The California State Lands Commission held its first public scoping meeting Tuesday to collect comments on what to include in the environmental impact report on the decommissioning plan for the San Onofre Nuclear Generating Station.
In the application from the nuclear plant’s operator, Southern California Edison, the indefinite storage of radioactive waste 100 feet from the beach will not be part of the initial report.
The State Lands Commission is the lead agency responsible for deciding on the scope of the report, which may be approved or rejected by commissioners late next year.
Edison’s proposal is to divide the EIR into phases, the first of which would include decontamination, dismantling, partial site restoration and dealing with the offshore pipes used for cooling the plant.
Ray Lutz of the group Citizens Oversight, asked State Lands Commission staff to include in the report the storage containers to be built on site for tons of spent nuclear fuel.
“It’s just in a really bad spot,” Lutz said. “And now we find out that that isn’t even part of the review of this project.”
Tons of nuclear waste are already stored on site. Edison is planning a new series of concrete casks to be built next to the sea wall between the plant and the beach. They will be loaded with the remaining spent nuclear fuel, starting next year.
“What they’ve done is, they’ve craftily removed their nuclear waste storage from their review,” Lutz said.
California CEQA, federal NEPA
Tom Palmisano, Edison’s chief nuclear officer, said the federal Nuclear Regulatory Commission has already approved the license for the new Holtec storage system being installed.
The NRC concluded in 2014 that spent nuclear fuel can be safely managed in dry casks during short-term (up to 60 years), long-term (100 years after the initial 60 years), and indefinite timeframes.
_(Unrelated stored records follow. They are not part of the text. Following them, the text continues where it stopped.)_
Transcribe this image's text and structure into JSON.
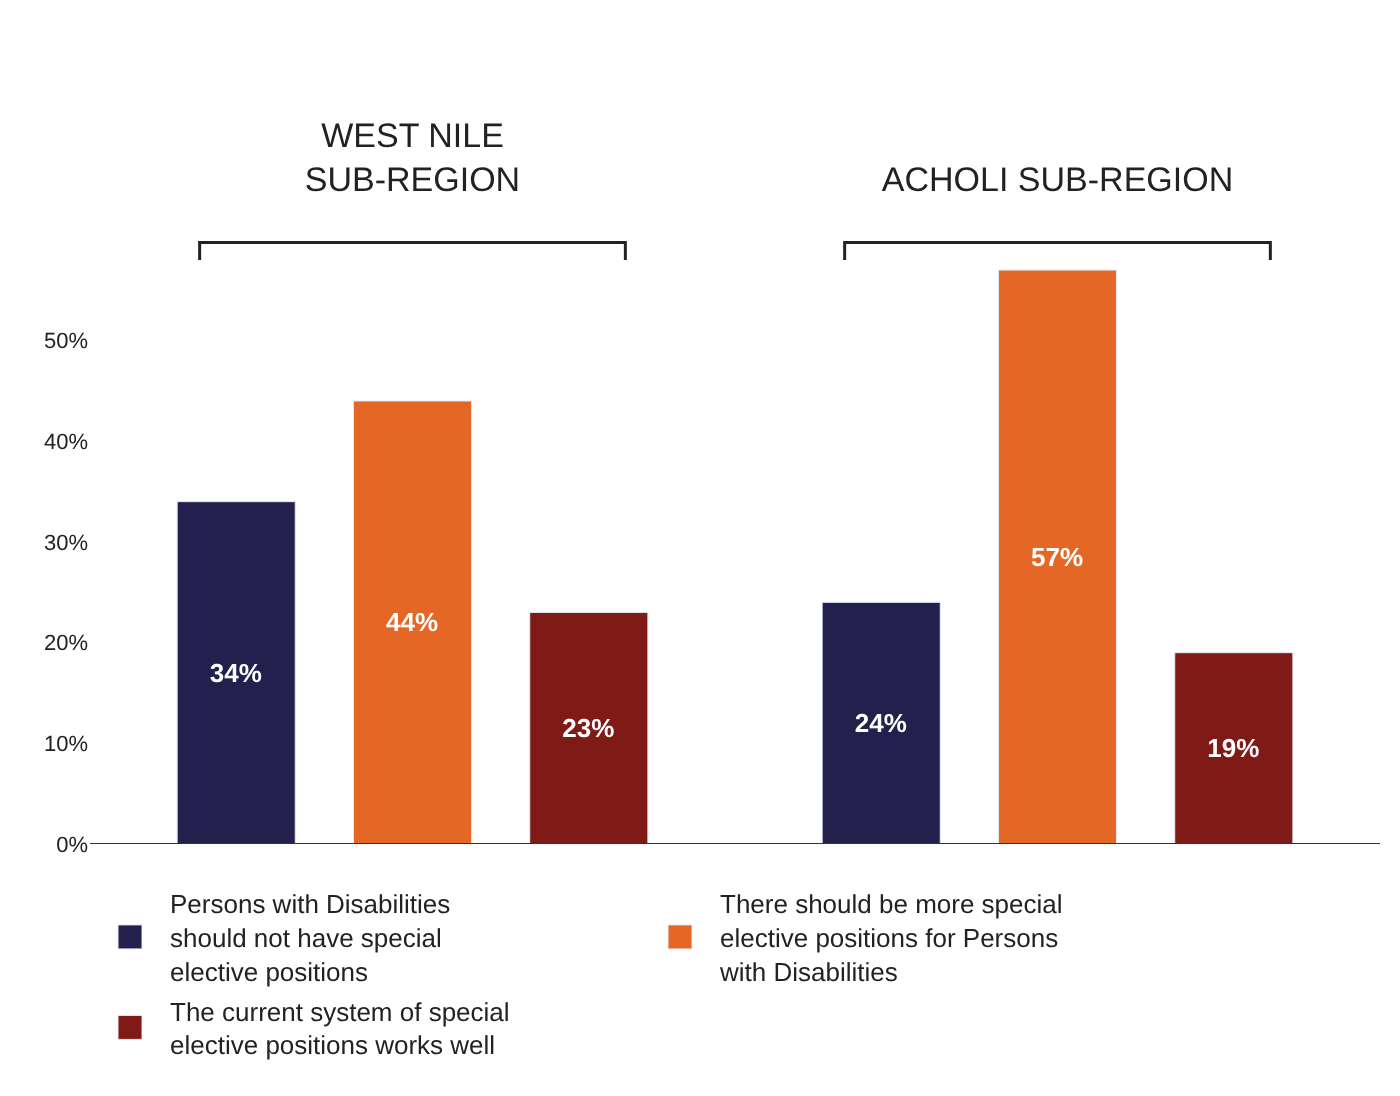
{
  "chart_data": {
    "type": "bar",
    "categories": [
      "WEST NILE\nSUB-REGION",
      "ACHOLI SUB-REGION"
    ],
    "series": [
      {
        "name": "Persons with Disabilities should not have special elective positions",
        "color": "#23204d",
        "values": [
          34,
          24
        ],
        "value_labels": [
          "34%",
          "24%"
        ]
      },
      {
        "name": "There should be more special elective positions for Persons with Disabilities",
        "color": "#e56726",
        "values": [
          44,
          57
        ],
        "value_labels": [
          "44%",
          "57%"
        ]
      },
      {
        "name": "The current system of special elective positions works well",
        "color": "#7f1a17",
        "values": [
          23,
          19
        ],
        "value_labels": [
          "23%",
          "19%"
        ]
      }
    ],
    "ylim": [
      0,
      58
    ],
    "yticks": [
      {
        "value": 0,
        "label": "0%"
      },
      {
        "value": 10,
        "label": "10%"
      },
      {
        "value": 20,
        "label": "20%"
      },
      {
        "value": 30,
        "label": "30%"
      },
      {
        "value": 40,
        "label": "40%"
      },
      {
        "value": 50,
        "label": "50%"
      }
    ],
    "legend": "bottom"
  }
}
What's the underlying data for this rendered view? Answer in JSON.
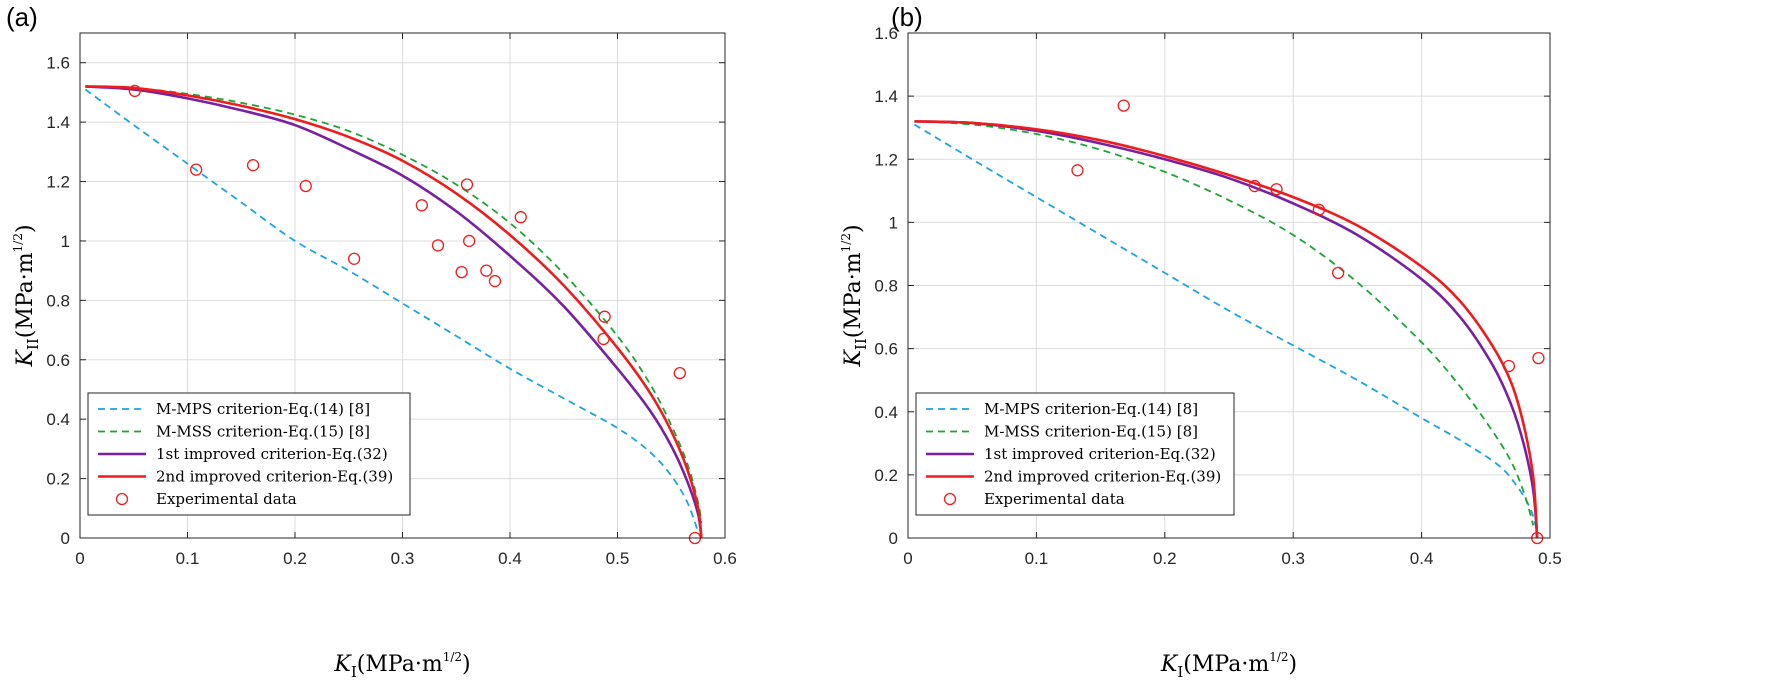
{
  "panels": [
    {
      "label": "(a)"
    },
    {
      "label": "(b)"
    }
  ],
  "colors": {
    "mmps": "#1aa3e6",
    "mmss": "#1aa533",
    "first": "#7b1fa2",
    "second": "#ee1c1c",
    "experimental": "#ee1c1c"
  },
  "chart_data": [
    {
      "type": "line",
      "xlabel": "K_I(MPa·m^1/2)",
      "ylabel": "K_II(MPa·m^1/2)",
      "xlim": [
        0,
        0.6
      ],
      "ylim": [
        0,
        1.7
      ],
      "xticks": [
        0,
        0.1,
        0.2,
        0.3,
        0.4,
        0.5,
        0.6
      ],
      "xtick_labels": [
        "0",
        "0.1",
        "0.2",
        "0.3",
        "0.4",
        "0.5",
        "0.6"
      ],
      "yticks": [
        0,
        0.2,
        0.4,
        0.6,
        0.8,
        1.0,
        1.2,
        1.4,
        1.6
      ],
      "ytick_labels": [
        "0",
        "0.2",
        "0.4",
        "0.6",
        "0.8",
        "1",
        "1.2",
        "1.4",
        "1.6"
      ],
      "grid": true,
      "legend_position": "bottom-left",
      "series": [
        {
          "name": "M-MPS criterion-Eq.(14) [8]",
          "style": "dashed",
          "color_key": "mmps",
          "x": [
            0.005,
            0.05,
            0.1,
            0.15,
            0.2,
            0.25,
            0.3,
            0.35,
            0.4,
            0.45,
            0.5,
            0.53,
            0.55,
            0.565,
            0.575
          ],
          "y": [
            1.51,
            1.39,
            1.26,
            1.13,
            1.0,
            0.9,
            0.79,
            0.68,
            0.57,
            0.47,
            0.37,
            0.29,
            0.21,
            0.12,
            0.02
          ]
        },
        {
          "name": "M-MSS criterion-Eq.(15) [8]",
          "style": "dashed",
          "color_key": "mmss",
          "x": [
            0.005,
            0.05,
            0.1,
            0.15,
            0.2,
            0.25,
            0.3,
            0.35,
            0.4,
            0.45,
            0.5,
            0.53,
            0.55,
            0.565,
            0.575,
            0.578
          ],
          "y": [
            1.52,
            1.515,
            1.495,
            1.465,
            1.425,
            1.37,
            1.29,
            1.19,
            1.06,
            0.89,
            0.68,
            0.52,
            0.38,
            0.25,
            0.12,
            0.05
          ]
        },
        {
          "name": "1st improved criterion-Eq.(32)",
          "style": "solid",
          "color_key": "first",
          "x": [
            0.005,
            0.05,
            0.1,
            0.15,
            0.2,
            0.25,
            0.3,
            0.35,
            0.4,
            0.45,
            0.5,
            0.53,
            0.55,
            0.565,
            0.575,
            0.578
          ],
          "y": [
            1.52,
            1.51,
            1.48,
            1.44,
            1.39,
            1.31,
            1.22,
            1.1,
            0.95,
            0.78,
            0.57,
            0.43,
            0.31,
            0.19,
            0.08,
            0.0
          ]
        },
        {
          "name": "2nd improved criterion-Eq.(39)",
          "style": "solid",
          "color_key": "second",
          "x": [
            0.005,
            0.05,
            0.1,
            0.15,
            0.2,
            0.25,
            0.3,
            0.35,
            0.4,
            0.45,
            0.5,
            0.53,
            0.55,
            0.565,
            0.575,
            0.578
          ],
          "y": [
            1.52,
            1.515,
            1.49,
            1.455,
            1.41,
            1.35,
            1.27,
            1.16,
            1.02,
            0.85,
            0.64,
            0.49,
            0.36,
            0.23,
            0.1,
            0.0
          ]
        },
        {
          "name": "Experimental data",
          "style": "marker",
          "color_key": "experimental",
          "x": [
            0.051,
            0.108,
            0.161,
            0.21,
            0.255,
            0.318,
            0.333,
            0.355,
            0.36,
            0.362,
            0.378,
            0.386,
            0.41,
            0.487,
            0.488,
            0.558,
            0.572
          ],
          "y": [
            1.505,
            1.24,
            1.255,
            1.185,
            0.94,
            1.12,
            0.985,
            0.895,
            1.19,
            1.0,
            0.9,
            0.865,
            1.08,
            0.67,
            0.745,
            0.555,
            0.0
          ]
        }
      ]
    },
    {
      "type": "line",
      "xlabel": "K_I(MPa·m^1/2)",
      "ylabel": "K_II(MPa·m^1/2)",
      "xlim": [
        0,
        0.5
      ],
      "ylim": [
        0,
        1.6
      ],
      "xticks": [
        0,
        0.1,
        0.2,
        0.3,
        0.4,
        0.5
      ],
      "xtick_labels": [
        "0",
        "0.1",
        "0.2",
        "0.3",
        "0.4",
        "0.5"
      ],
      "yticks": [
        0,
        0.2,
        0.4,
        0.6,
        0.8,
        1.0,
        1.2,
        1.4,
        1.6
      ],
      "ytick_labels": [
        "0",
        "0.2",
        "0.4",
        "0.6",
        "0.8",
        "1",
        "1.2",
        "1.4",
        "1.6"
      ],
      "grid": true,
      "legend_position": "bottom-left",
      "series": [
        {
          "name": "M-MPS criterion-Eq.(14) [8]",
          "style": "dashed",
          "color_key": "mmps",
          "x": [
            0.005,
            0.05,
            0.1,
            0.15,
            0.2,
            0.25,
            0.3,
            0.35,
            0.4,
            0.43,
            0.46,
            0.475,
            0.485,
            0.49
          ],
          "y": [
            1.31,
            1.2,
            1.08,
            0.96,
            0.84,
            0.72,
            0.61,
            0.5,
            0.38,
            0.31,
            0.23,
            0.16,
            0.09,
            0.02
          ]
        },
        {
          "name": "M-MSS criterion-Eq.(15) [8]",
          "style": "dashed",
          "color_key": "mmss",
          "x": [
            0.005,
            0.05,
            0.1,
            0.15,
            0.2,
            0.25,
            0.3,
            0.35,
            0.4,
            0.43,
            0.455,
            0.47,
            0.48,
            0.487
          ],
          "y": [
            1.32,
            1.31,
            1.28,
            1.23,
            1.16,
            1.07,
            0.96,
            0.81,
            0.62,
            0.48,
            0.34,
            0.24,
            0.14,
            0.04
          ]
        },
        {
          "name": "1st improved criterion-Eq.(32)",
          "style": "solid",
          "color_key": "first",
          "x": [
            0.005,
            0.05,
            0.1,
            0.15,
            0.2,
            0.25,
            0.3,
            0.35,
            0.4,
            0.43,
            0.455,
            0.47,
            0.48,
            0.487,
            0.49
          ],
          "y": [
            1.32,
            1.315,
            1.29,
            1.25,
            1.2,
            1.14,
            1.06,
            0.96,
            0.82,
            0.7,
            0.55,
            0.42,
            0.29,
            0.15,
            0.0
          ]
        },
        {
          "name": "2nd improved criterion-Eq.(39)",
          "style": "solid",
          "color_key": "second",
          "x": [
            0.005,
            0.05,
            0.1,
            0.15,
            0.2,
            0.25,
            0.3,
            0.35,
            0.4,
            0.43,
            0.455,
            0.47,
            0.48,
            0.487,
            0.49
          ],
          "y": [
            1.32,
            1.315,
            1.295,
            1.26,
            1.21,
            1.15,
            1.08,
            0.99,
            0.86,
            0.75,
            0.61,
            0.49,
            0.35,
            0.19,
            0.0
          ]
        },
        {
          "name": "Experimental data",
          "style": "marker",
          "color_key": "experimental",
          "x": [
            0.132,
            0.168,
            0.27,
            0.287,
            0.32,
            0.335,
            0.468,
            0.491,
            0.49
          ],
          "y": [
            1.165,
            1.37,
            1.115,
            1.105,
            1.04,
            0.84,
            0.545,
            0.57,
            0.0
          ]
        }
      ]
    }
  ]
}
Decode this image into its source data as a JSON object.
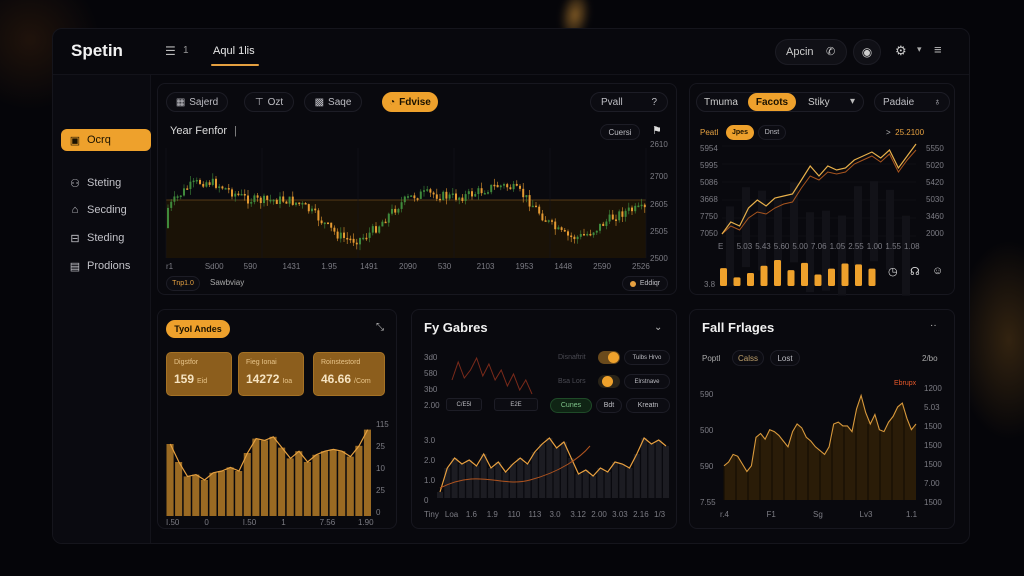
{
  "app": {
    "logo": "Spetin",
    "menu_count": "1",
    "top_tab": "Aqul 1lis",
    "search_label": "Apcin",
    "icons": {
      "menu": "list-icon",
      "search": "phone-icon",
      "user": "user-badge-icon",
      "settings": "gear-icon",
      "dropdown": "chevron-down-icon",
      "hamburger": "hamburger-icon"
    }
  },
  "sidebar": {
    "items": [
      {
        "label": "Ocrq",
        "icon": "clipboard-icon",
        "active": true
      },
      {
        "label": "Steting",
        "icon": "group-icon",
        "active": false
      },
      {
        "label": "Secding",
        "icon": "home-icon",
        "active": false
      },
      {
        "label": "Steding",
        "icon": "lock-icon",
        "active": false
      },
      {
        "label": "Prodions",
        "icon": "monitor-icon",
        "active": false
      }
    ]
  },
  "toolbar": {
    "buttons": [
      {
        "label": "Sajerd",
        "icon": "save-icon"
      },
      {
        "label": "Ozt",
        "icon": "filter-icon"
      },
      {
        "label": "Saqe",
        "icon": "floppy-icon"
      },
      {
        "label": "Fdvise",
        "icon": "bulb-icon",
        "active": true
      }
    ],
    "right_select": "Pvall",
    "right_select_icon": "help-icon"
  },
  "candle_panel": {
    "title": "Year Fenfor",
    "title_marker": "|",
    "button": "Cuersi",
    "pin_icon": "flag-icon",
    "yticks": [
      "2610",
      "2700",
      "2605",
      "2505",
      "2500"
    ],
    "xticks": [
      "r1",
      "Sd00",
      "590",
      "1431",
      "1.95",
      "1491",
      "2090",
      "530",
      "2103",
      "1953",
      "1448",
      "2590",
      "2526"
    ],
    "legend_left": "Tnp1.0",
    "legend_right": "Sawbviay",
    "badge": "Eddiqr"
  },
  "right_panel": {
    "tabs": [
      "Tmuma",
      "Facots",
      "Stiky"
    ],
    "active_tab": "Facots",
    "select": "Padaie",
    "select_icon": "bell-icon",
    "subtabs": [
      "Peatl",
      "Jpes",
      "Dnst"
    ],
    "active_subtab": "Jpes",
    "value": "25.2100",
    "arrow": ">",
    "yticks_left": [
      "5954",
      "5995",
      "5086",
      "3668",
      "7750",
      "7050"
    ],
    "yticks_right": [
      "5550",
      "5020",
      "5420",
      "5030",
      "3460",
      "2000"
    ],
    "xticks": [
      "E",
      "5.03",
      "5.43",
      "5.60",
      "5.00",
      "7.06",
      "1.05",
      "2.55",
      "1.00",
      "1.55",
      "1.08"
    ],
    "bars_label": "3.8",
    "bar_values": [
      62,
      30,
      45,
      70,
      90,
      55,
      80,
      40,
      60,
      78,
      75,
      60
    ],
    "action_icons": [
      "gauge-icon",
      "chat-icon",
      "smile-icon"
    ]
  },
  "panel_a": {
    "badge": "Tyol Andes",
    "collapse_icon": "collapse-icon",
    "kpis": [
      {
        "title": "Digstfor",
        "value": "159",
        "unit": "Eid"
      },
      {
        "title": "Fieg Ionai",
        "value": "14272",
        "unit": "Ioa"
      },
      {
        "title": "Roinstestord",
        "value": "46.66",
        "unit": "/Com"
      }
    ],
    "yticks": [
      "115",
      "25",
      "10",
      "25",
      "0"
    ],
    "xticks": [
      "I.50",
      "0",
      "I.50",
      "1",
      "7.56",
      "1.90"
    ]
  },
  "panel_b": {
    "title": "Fy Gabres",
    "yticks_small": [
      "3d0",
      "580",
      "3b0",
      "2.00"
    ],
    "small_xticks": [
      "C/E5I",
      "E2E"
    ],
    "rows": [
      {
        "label": "Disnaftrit",
        "toggle": "on",
        "button": "Tulbs Hrvo"
      },
      {
        "label": "Bsa Lors",
        "toggle": "on",
        "button": "Elrstnave"
      }
    ],
    "actions": [
      "Cunes",
      "Bdt",
      "Kreatn"
    ],
    "yticks": [
      "3.0",
      "2.0",
      "1.0",
      "0"
    ],
    "xticks": [
      "Tiny",
      "Loa",
      "1.6",
      "1.9",
      "110",
      "113",
      "3.0",
      "3.12",
      "2.00",
      "3.03",
      "2.16",
      "1/3"
    ]
  },
  "panel_c": {
    "title": "Fall Frlages",
    "more_icon": "more-icon",
    "tabs": [
      "Poptl",
      "Calss",
      "Lost"
    ],
    "right_value": "2/bo",
    "badge": "Ebrupx",
    "yticks_left": [
      "590",
      "500",
      "590",
      "7.55"
    ],
    "yticks_right": [
      "1200",
      "5.03",
      "1500",
      "1500",
      "1500",
      "7.00",
      "1500"
    ],
    "xticks": [
      "r.4",
      "F1",
      "Sg",
      "Lv3",
      "1.1"
    ]
  },
  "colors": {
    "accent": "#eea12c",
    "candle_up": "#3f8a3c",
    "candle_down": "#e59a32",
    "panel_bg": "#09090e",
    "app_bg": "#050509"
  }
}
California's Environmental Protection Act was addressed by the California Coastal Commission, Palmisano said, when it granted a permit for the new storage last year.
“I think they did a very thorough job, made an appropriate decision,” he said. “So that has already been covered.”
The California Coastal Commission permit lasts until 2035.
According to the project summary submitted to the California State Lands Commission by Edison, Phase 3 of the post-shutdown decommissioning project would include “Independent Spent Fuel Storage Operation and Maintenance,” starting in 2035.
Edison is proposing that the initial EIR cover only the first two phases of the project, leaving the creation of another EIR on events after 2035 to a later date. The decommissioning plan ends with Phase 4 in 2051, which Edison refers to as removing spent fuel storage and “Final Site Restoration.”
When environmental impacts begin and end
Rick Wilson of the Surfrider Foundation said the baseline of the EIR should not be what is on the site now, but rather what was there before the nuclear plant was built.
Cy Oggins, chief of environmental planning and management at the State Lands Commission, said according to California law the baseline of the EIR is the current condition of the site.
Ace Hoffman told commission staff the scope of the EIR is based on the assumption that the waste will be removed by 2051, raising the question of whether the environmental impacts would end there.
Lutz said that is far from a safe assumption.
“I think that once they put in this nuclear waste structure, right there, it’s going to be very, very hard to ever get it out,” he said.